Na avaliação de Henrique Evers, gerente de desenvolvimento urbano no instituto de pesquisa WRI (World Resources Institute) Brasil, a adaptação das cidades às mudanças climáticas passa primeiro pelo planejamento para encarar a nova realidade ambiental.
“O primeiro passo é o planejamento, uma visão de que as alterações globais são uma realidade e que, por isso, é preciso pensar toda a sua infraestrutura e planejamento de uso do solo a partir disso”, diz Evers.
“O outro passo é ter justamente os sistemas de alerta e de resposta, além da infraestrutura preparada para os impactos que o clima vai ter. Cidades adaptadas são as que têm planejamento para seu crescimento, desenvolvimento e, principalmente, para o tratamento dado às populações.”
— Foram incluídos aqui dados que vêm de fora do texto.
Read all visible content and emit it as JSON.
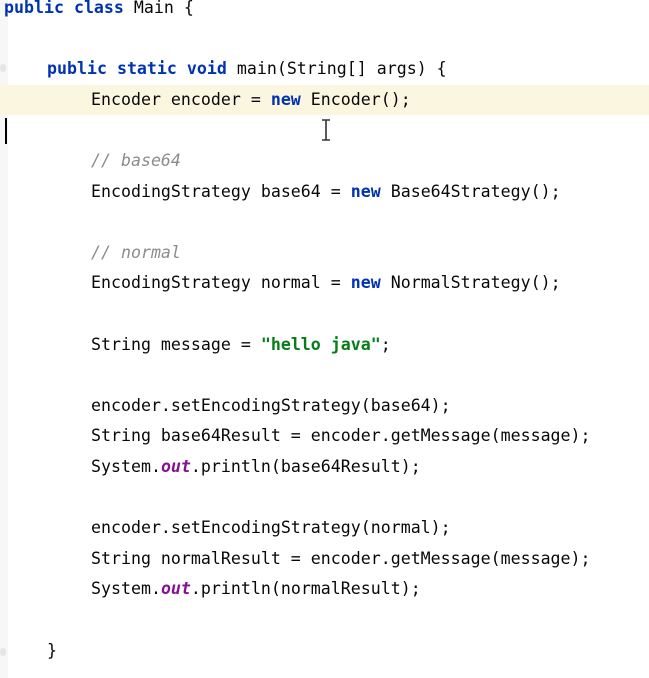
{
  "editor": {
    "language": "Java",
    "current_line_index": 3,
    "lines": [
      {
        "indent": 0,
        "tokens": [
          {
            "t": "kw",
            "v": "public"
          },
          {
            "t": "plain",
            "v": " "
          },
          {
            "t": "kw",
            "v": "class"
          },
          {
            "t": "plain",
            "v": " Main {"
          }
        ]
      },
      {
        "indent": 0,
        "tokens": []
      },
      {
        "indent": 1,
        "tokens": [
          {
            "t": "kw",
            "v": "public"
          },
          {
            "t": "plain",
            "v": " "
          },
          {
            "t": "kw",
            "v": "static"
          },
          {
            "t": "plain",
            "v": " "
          },
          {
            "t": "kw",
            "v": "void"
          },
          {
            "t": "plain",
            "v": " main(String[] args) {"
          }
        ]
      },
      {
        "indent": 2,
        "tokens": [
          {
            "t": "plain",
            "v": "Encoder encoder = "
          },
          {
            "t": "kw",
            "v": "new"
          },
          {
            "t": "plain",
            "v": " Encoder();"
          }
        ]
      },
      {
        "indent": 0,
        "tokens": []
      },
      {
        "indent": 2,
        "tokens": [
          {
            "t": "cmt",
            "v": "// base64"
          }
        ]
      },
      {
        "indent": 2,
        "tokens": [
          {
            "t": "plain",
            "v": "EncodingStrategy base64 = "
          },
          {
            "t": "kw",
            "v": "new"
          },
          {
            "t": "plain",
            "v": " Base64Strategy();"
          }
        ]
      },
      {
        "indent": 0,
        "tokens": []
      },
      {
        "indent": 2,
        "tokens": [
          {
            "t": "cmt",
            "v": "// normal"
          }
        ]
      },
      {
        "indent": 2,
        "tokens": [
          {
            "t": "plain",
            "v": "EncodingStrategy normal = "
          },
          {
            "t": "kw",
            "v": "new"
          },
          {
            "t": "plain",
            "v": " NormalStrategy();"
          }
        ]
      },
      {
        "indent": 0,
        "tokens": []
      },
      {
        "indent": 2,
        "tokens": [
          {
            "t": "plain",
            "v": "String message = "
          },
          {
            "t": "str",
            "v": "\"hello java\""
          },
          {
            "t": "plain",
            "v": ";"
          }
        ]
      },
      {
        "indent": 0,
        "tokens": []
      },
      {
        "indent": 2,
        "tokens": [
          {
            "t": "plain",
            "v": "encoder.setEncodingStrategy(base64);"
          }
        ]
      },
      {
        "indent": 2,
        "tokens": [
          {
            "t": "plain",
            "v": "String base64Result = encoder.getMessage(message);"
          }
        ]
      },
      {
        "indent": 2,
        "tokens": [
          {
            "t": "plain",
            "v": "System."
          },
          {
            "t": "fld",
            "v": "out"
          },
          {
            "t": "plain",
            "v": ".println(base64Result);"
          }
        ]
      },
      {
        "indent": 0,
        "tokens": []
      },
      {
        "indent": 2,
        "tokens": [
          {
            "t": "plain",
            "v": "encoder.setEncodingStrategy(normal);"
          }
        ]
      },
      {
        "indent": 2,
        "tokens": [
          {
            "t": "plain",
            "v": "String normalResult = encoder.getMessage(message);"
          }
        ]
      },
      {
        "indent": 2,
        "tokens": [
          {
            "t": "plain",
            "v": "System."
          },
          {
            "t": "fld",
            "v": "out"
          },
          {
            "t": "plain",
            "v": ".println(normalResult);"
          }
        ]
      },
      {
        "indent": 0,
        "tokens": []
      },
      {
        "indent": 1,
        "tokens": [
          {
            "t": "plain",
            "v": "}"
          }
        ]
      }
    ],
    "colors": {
      "keyword": "#0033b3",
      "comment": "#8c8c8c",
      "string": "#067d17",
      "static_field": "#871094",
      "text": "#080808",
      "current_line_bg": "#fbf6e0"
    }
  }
}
As modificações, contudo, exigem investimentos e reconhecimento da urgência da mudança de paradigma. Para Evers, o Brasil, em especial o Rio Grande do Sul no cenário após as enchentes, terá o desafio de fazer essas adaptações mesmo com restrições financeiras.
“O Brasil vai ter de ser pioneiro e inventar uma forma para se adaptar a isso. Os grandes exemplos que existem são de cidades em países ricos, a gente vai ter que encontrar uma forma de se adaptar a esses impactos numa realidade que é brasileira”, destaca.
“Roterdã e outras cidades na Holanda, por exemplo, construíram centenas de diques com a melhor infraestrutura e com bons sistemas de monitoramento. Ou a China que, depois de uma série de enchentes criou as cidades-esponja [com drenagem avançada]. Mas são locais com uma capacidade de investimento gigantesca.”
Segundo ele, se o Brasil quiser verdadeiramente se adaptar às mudanças climáticas “precisa também transformar isso em prioridade nas decisões orçamentárias, tanto no poder público quanto no privado”.
No caso da União Europeia, além dos planos locais, o bloco tem, desde 2013, uma estratégia europeia de adaptação, além de outras iniciativas, como a legislação continental com diretivas para o clima e um pacote de medidas para a transição energética.
Apesar do pioneirismo global em termos de planejamento, a própria Agência Europeia do Ambiente, assim como várias instituições de pesquisa, reconhece que o ritmo de implementação das medidas permanece bem mais lento do que o necessário -sobretudo diante das perspectivas de intensificação de desastres climáticos.
“A urgência de partir para a ação e implementar medidas vai crescer, e há uma necessidade aumentar rapidamente o que nós já vimos que funciona nas cidades. Isso significa que as ações de adaptação tomadas devem focar não apenas os impactos locais que já estão acontecendo, mas também deverão proteger contra os impactos adicionais mais fortes previstos para o futuro”, afirma Evers.